Wenn Großbritannien am 31. Januar aus der EU austritt, dann nur deshalb, weil Boris Johnson ein Kunststück gelungen ist: obwohl laut Umfragen eine Mehrheit der Briten ein zweites Referendum bevorzugte, gelang dem Premier mit dem Versprechen, den Brexit rasch umzusetzen, ein hoher Wahlsieg. Wie lässt sich das Paradox auflösen? Unsere Kolumnistin Julia Smirnova hat die unterlegenen Remainer gefragt und vor allem eins gehört: Selbstkritik.
Am 31. Januar ist es so weit. Großbritannien wird die Europäische Union verlassen, dreieinhalb Jahre nach dem schicksalsträchtigen Referendum, nach zwei Parlamentswahlen und einer erbitterten politischen Diskussion. Entscheidend war schließlich der klare Sieg der Konservativen Partei bei den Wahlen im Dezember.

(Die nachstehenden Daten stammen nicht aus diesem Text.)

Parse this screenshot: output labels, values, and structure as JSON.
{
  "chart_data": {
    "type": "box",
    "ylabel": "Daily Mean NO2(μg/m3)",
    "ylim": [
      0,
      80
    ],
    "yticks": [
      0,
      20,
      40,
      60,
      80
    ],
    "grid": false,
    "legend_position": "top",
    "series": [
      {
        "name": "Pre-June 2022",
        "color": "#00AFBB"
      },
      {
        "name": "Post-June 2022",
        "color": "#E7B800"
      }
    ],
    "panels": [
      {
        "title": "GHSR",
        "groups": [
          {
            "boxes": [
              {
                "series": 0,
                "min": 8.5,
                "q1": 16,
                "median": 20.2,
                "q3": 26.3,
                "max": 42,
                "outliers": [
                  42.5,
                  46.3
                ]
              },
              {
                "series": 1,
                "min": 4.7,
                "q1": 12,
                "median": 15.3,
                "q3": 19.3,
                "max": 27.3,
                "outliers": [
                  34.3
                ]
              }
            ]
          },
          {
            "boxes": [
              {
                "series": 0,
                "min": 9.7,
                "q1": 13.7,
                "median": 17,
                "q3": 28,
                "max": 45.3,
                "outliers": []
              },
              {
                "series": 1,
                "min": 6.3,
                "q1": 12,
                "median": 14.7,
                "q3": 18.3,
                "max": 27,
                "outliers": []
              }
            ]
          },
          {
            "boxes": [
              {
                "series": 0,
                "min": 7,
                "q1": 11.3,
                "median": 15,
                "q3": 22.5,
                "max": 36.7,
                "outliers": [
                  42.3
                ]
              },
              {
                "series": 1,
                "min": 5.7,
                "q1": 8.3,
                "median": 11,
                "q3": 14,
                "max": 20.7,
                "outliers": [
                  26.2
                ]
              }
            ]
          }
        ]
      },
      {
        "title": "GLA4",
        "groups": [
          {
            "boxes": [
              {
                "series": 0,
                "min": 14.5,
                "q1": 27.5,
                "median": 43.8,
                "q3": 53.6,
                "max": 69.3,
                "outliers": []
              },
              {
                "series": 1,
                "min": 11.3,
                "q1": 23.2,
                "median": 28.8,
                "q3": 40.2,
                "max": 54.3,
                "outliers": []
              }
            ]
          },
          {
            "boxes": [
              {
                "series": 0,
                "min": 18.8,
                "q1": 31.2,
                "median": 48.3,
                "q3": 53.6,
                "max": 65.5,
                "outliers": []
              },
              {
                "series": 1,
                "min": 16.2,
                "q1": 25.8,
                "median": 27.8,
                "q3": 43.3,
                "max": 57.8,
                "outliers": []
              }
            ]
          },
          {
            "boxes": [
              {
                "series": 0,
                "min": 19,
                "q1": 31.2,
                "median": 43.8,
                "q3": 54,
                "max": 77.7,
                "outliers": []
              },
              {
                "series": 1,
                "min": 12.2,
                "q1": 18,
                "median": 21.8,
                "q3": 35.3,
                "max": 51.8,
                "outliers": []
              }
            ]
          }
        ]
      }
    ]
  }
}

Das Referendum war von den Anhängern des Brexits nur knapp gewonnen worden. Eine deutlichere Mehrheit für den Brexit entwickelte sich auch in den Jahren nach dem Referendum nicht. Im vergangenen Jahr zeigten Umfragen sogar, dass nun eine knappe Mehrheit der Briten den Austritt aus der EU für einen Fehler hielt. Im März und Oktober gingen in London hunderttausende Menschen auf die Straße, um ein zweites Referendum zu fordern – Alles Menschen, die in der EU bleiben wollten. Doch die Kampagne für ein „People’s Vote“ – so beeindruckend sie auch war – erreichte ihr Ziel nicht und hatte einen zu geringen Einfluss auf den Ausgang der Parlamentswahl. Wie kam es dazu? Warum konnten sich die Pro-Europäer nicht durchsetzen?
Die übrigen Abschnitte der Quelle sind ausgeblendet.